Figure 3. Example screen shots adapted from the MarineTraffic app showing the high resolution movements of cruise ship anchoring events. Hull location is visualised by mauve rectangle. (a) shows a 24 hr track including the moment of the anchor drop. Yellow line shows the vessel approaching from the southwest at approximately 8 knots, slowing to 0 knots (line changes to red) and then falling back and subsequently swinging back and forth 200 m downwind of the presumed anchor drop location (black circle). The coordinates of the presumed anchor location are shown. (b) shows more complex vessel movement over a period of 72 hr at anchor. Swing track at 1 indicates movement at anchor over 24 hr. Swing track at 2 shows the swing pattern gradually moving downwind by several 100 m over the following day, likely indicating that the anchor was dragging. Swing pattern at 3 shows that the vessel hauled anchor (from the area show by the dashed black circle) on the third day and reset it approximately 800 m upwind (as shown by the black circle).

A reconnaissance dive on the ‘live’ anchor of a medium sized cruise ship (279 m long, 78,717 GT) allowed us to confirm the location of the anchor drop (within 10 m of the estimated location based on the AIS method), size and length of the anchor chain and witness active scouring of the substrate (Figure 4). The chain comprised stud-links of 64 mm diameter with each link measuring 400 mm in length giving an industry standard weight of 25 kg/link and 94 kg/m (Ramos, 2025). In this validation exercise 200 m of chain (weighing an estimated 18.8 mt) had been deployed in an anchoring depth of 24 m, giving a chain length to depth ratio of 1:8.3. Both field measurements of the chain length and estimates from the AIS data were in close agreement (within 5 m of each other). The ship was actively swinging in an arc directly downwind as expected and dragging the chain across the substrate, releasing a plume of sediment, fragmenting coral colonies and uprooting gorgonians and sponges (Figure 4). A wide swath of newly scraped substrate, was also clearly visible directly in front of the anchor where it had been dragged backwards to set it after the initial drop (Figure 4d). The fresh scars in the substrate and new breaks on coral colonies were very obvious based on their white coloration and clearly caused by the anchoring event based on their location and orientation.

Figure 4
(a) A large cruise ship is anchored in open water with another anchored cruise ship in the background.(b) A thick underwater chain is partially buried in the ocean floor, with chain links labeled 64 millimeters. (c) An underwater anchor chain is labeled “Actively moving chain.” (d) Cleared ocean floor on patch reef.

Figure 4. Validation of anchor position, length of chain deployed and active scouring on ‘live’ cruise ship anchor.
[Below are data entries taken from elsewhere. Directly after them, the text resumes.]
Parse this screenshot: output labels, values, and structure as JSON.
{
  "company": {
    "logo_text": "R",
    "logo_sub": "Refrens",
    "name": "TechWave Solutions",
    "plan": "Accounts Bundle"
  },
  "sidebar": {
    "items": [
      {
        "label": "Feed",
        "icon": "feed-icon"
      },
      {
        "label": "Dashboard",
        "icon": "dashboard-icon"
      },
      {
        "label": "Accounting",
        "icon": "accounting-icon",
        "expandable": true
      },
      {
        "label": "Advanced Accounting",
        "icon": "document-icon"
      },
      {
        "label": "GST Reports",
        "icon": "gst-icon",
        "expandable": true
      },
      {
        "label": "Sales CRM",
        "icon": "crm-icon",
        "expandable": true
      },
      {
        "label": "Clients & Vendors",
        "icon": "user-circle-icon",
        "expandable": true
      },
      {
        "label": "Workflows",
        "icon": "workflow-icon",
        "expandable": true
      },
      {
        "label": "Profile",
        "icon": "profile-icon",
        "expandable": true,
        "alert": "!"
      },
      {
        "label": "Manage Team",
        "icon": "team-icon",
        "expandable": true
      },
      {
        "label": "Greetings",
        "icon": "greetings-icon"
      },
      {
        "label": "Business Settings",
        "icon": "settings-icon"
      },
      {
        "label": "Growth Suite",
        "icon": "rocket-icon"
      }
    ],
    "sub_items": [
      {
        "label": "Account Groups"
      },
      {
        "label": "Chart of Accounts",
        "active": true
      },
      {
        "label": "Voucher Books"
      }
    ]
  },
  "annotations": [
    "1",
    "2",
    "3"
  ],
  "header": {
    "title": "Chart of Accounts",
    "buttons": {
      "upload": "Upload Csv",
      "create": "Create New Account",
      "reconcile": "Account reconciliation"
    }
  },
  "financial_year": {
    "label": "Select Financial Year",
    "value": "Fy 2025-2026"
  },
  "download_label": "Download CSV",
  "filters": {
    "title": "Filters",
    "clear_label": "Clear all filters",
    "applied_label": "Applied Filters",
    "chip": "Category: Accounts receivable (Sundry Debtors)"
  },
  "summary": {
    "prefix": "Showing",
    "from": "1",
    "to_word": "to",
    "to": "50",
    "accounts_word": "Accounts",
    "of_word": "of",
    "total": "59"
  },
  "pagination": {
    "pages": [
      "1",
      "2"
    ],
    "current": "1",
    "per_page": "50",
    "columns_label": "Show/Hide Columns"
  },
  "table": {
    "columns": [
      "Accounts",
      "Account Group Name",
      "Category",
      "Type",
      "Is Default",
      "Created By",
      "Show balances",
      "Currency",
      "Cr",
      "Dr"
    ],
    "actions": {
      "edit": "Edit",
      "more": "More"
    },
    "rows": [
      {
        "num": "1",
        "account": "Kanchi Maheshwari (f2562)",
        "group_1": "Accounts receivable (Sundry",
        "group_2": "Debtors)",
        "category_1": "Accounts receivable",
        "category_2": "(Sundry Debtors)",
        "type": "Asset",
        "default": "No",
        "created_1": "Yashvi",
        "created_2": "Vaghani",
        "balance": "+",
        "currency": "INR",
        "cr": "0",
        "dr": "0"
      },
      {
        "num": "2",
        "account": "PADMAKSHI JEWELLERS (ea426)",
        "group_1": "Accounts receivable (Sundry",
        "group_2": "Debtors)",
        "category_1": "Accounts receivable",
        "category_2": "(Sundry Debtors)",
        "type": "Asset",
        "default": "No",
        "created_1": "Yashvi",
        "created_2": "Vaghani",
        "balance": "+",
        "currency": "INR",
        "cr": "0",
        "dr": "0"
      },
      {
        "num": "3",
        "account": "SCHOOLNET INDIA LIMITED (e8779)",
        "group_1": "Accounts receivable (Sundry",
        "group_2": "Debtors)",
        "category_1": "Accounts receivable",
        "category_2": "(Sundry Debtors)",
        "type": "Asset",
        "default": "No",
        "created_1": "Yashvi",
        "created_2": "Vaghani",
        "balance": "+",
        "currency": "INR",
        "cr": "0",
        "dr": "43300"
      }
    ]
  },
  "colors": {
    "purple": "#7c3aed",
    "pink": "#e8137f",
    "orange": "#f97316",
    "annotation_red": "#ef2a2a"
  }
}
Images show (a) approach to anchored vessel for dropping divers and taking a GPS location, (b) measuring stud links and filming the length of anchor chain, (c) set anchor with large pile of coral rubble and actively moving chain causing scour, (d) anchor drag damage as seen looking from the set anchor towards the location of the initial drop. Photo credits: Annabel Cox and Hazel Oxenford.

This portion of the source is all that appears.